Monday, May 22, 2006

resilience

there's a vacant lot in south philly that a bunch of folks are cleaning up on saturdays. in a few weeks, we're going to have a poetry slam there, and we want to make it habitable for all the guests. there used to be two row houses standing there, but they've been razed, and for the most part, cleared. over time, the space has been weathered by rains, snows, and winds... and when people started cleaning it, it had trash all over. when i got there, so much work had already been done, but there was so much more work to do! i put on a pair of working gloves and set about the task of weeding a corner of what is now called "the grass roots garden." i would grasp whatever green things i could get my hands on, pull, and twist at an angle, to really get the plant up and make sure that the roots came out.

while clearing this space for the mulch which was to follow, i found out first that roots are serious - so serious that when you pull them out, they insist on bringing dirt up with them. resilience. all over this patch of urban ground, in the wake of the demolition of someone's former home, on top of the ruins of what remains of a basement structure, there is a lot of stuff - glass shards, brick rubble, a doorknob or two, a decomposing sneaker, bottle tops... but in the midst of all of this man-made hardness and deadness, you can still smell life in the dirt. spend enough time on the ground and you will encounter creepy crawly little things with lots of legs... or no legs at all, as the worm friends i made yesterday would probably interject right about here. these little ones live in the midst of what we look at and see as an eyesore and as a mess with no value. resilience.

we inexperienced urban gardeners tossed a lot of things, including whatever trash we found and whatever weeds we pulled. but there was a lot left behind that we used to our advantage, most especially the very stuff we were standing on. the dirt and the leftover bricks were our primary building blocks for making a weedy mound into a nice place to be. we took advantage of some of the basement structure to edge out a section of the lot where we would put down our mulch (which was free from the dump! we worked with what we had from necessity, being students and starving artists, and all.) then we started raking out whatever debris would cooperate with our efforts... but the ground was low in some places and the existing basement wall didn't extend for the length we needed. so we broke up dirt and moved it around. we took bricks and extended that wall - no mortar and trowel, mind you, just packed dirt, spades, and shovels. if a shovel hit hardness instead of dirt, we'd move it - tap it 'til you find the edges, then get the shovel in there good and get that lever action going - it had me thinking of my physics class taught by mister sciscio years ago. the bricks and slabs would just pop right out of the ground.

it occurred to us that we weren't really creating anything new - the feeling of doing so that we had was an illusion. all we were really doing was moving stuff around to suit our sensibilities of what "nice" is. "nice" wound up being a section of mulch, edged out by brick pavers and some funky abstract shaped slabs of rock. very cool stuff. as i was helping to weed, break up dirt mounds, and construct brick pavers, i couldn't help but to think of some of my favorite scripture attributed to solomon:

to every thing there is a season, and a time to every purpose under the heaven... a time to plant, and a time to pluck up that which is planted... a time to break down, and a time to build up... a time to cast away stones, and a time to gather stones together...
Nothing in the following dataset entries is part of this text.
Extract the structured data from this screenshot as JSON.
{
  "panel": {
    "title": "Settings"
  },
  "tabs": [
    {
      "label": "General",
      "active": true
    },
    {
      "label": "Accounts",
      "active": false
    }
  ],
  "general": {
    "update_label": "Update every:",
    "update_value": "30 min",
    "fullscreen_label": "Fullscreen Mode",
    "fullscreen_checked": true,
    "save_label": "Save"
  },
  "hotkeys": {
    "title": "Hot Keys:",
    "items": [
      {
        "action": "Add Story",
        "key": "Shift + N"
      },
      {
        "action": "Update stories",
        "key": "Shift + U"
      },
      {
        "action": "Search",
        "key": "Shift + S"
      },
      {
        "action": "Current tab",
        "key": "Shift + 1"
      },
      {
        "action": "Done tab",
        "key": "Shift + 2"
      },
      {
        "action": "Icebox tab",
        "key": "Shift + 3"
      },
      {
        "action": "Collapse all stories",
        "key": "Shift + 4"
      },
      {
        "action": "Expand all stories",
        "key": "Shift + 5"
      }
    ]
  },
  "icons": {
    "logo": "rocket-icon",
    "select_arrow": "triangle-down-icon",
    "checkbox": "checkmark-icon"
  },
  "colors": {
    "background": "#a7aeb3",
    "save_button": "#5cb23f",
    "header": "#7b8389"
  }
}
i kind of think of our work as similar to what the worms and bugs were doing - making the best of our environment. finding value in what things are within your grasp. even if it's not necessarily the most natural or organic way to go about it... just working with what you have, and thriving because you will it to be so. resilience. any child growing up with limited means... any recovering substance abuser, anybody with a record who goes straight after lockup, they all have the same task ahead of them. they have to rearrange what is already a part of their experience into something functional, even if the tools they have to work with aren't the easiest ones or the prettiest ones to build with. but it can be done. thank God - it happens every day. resilience.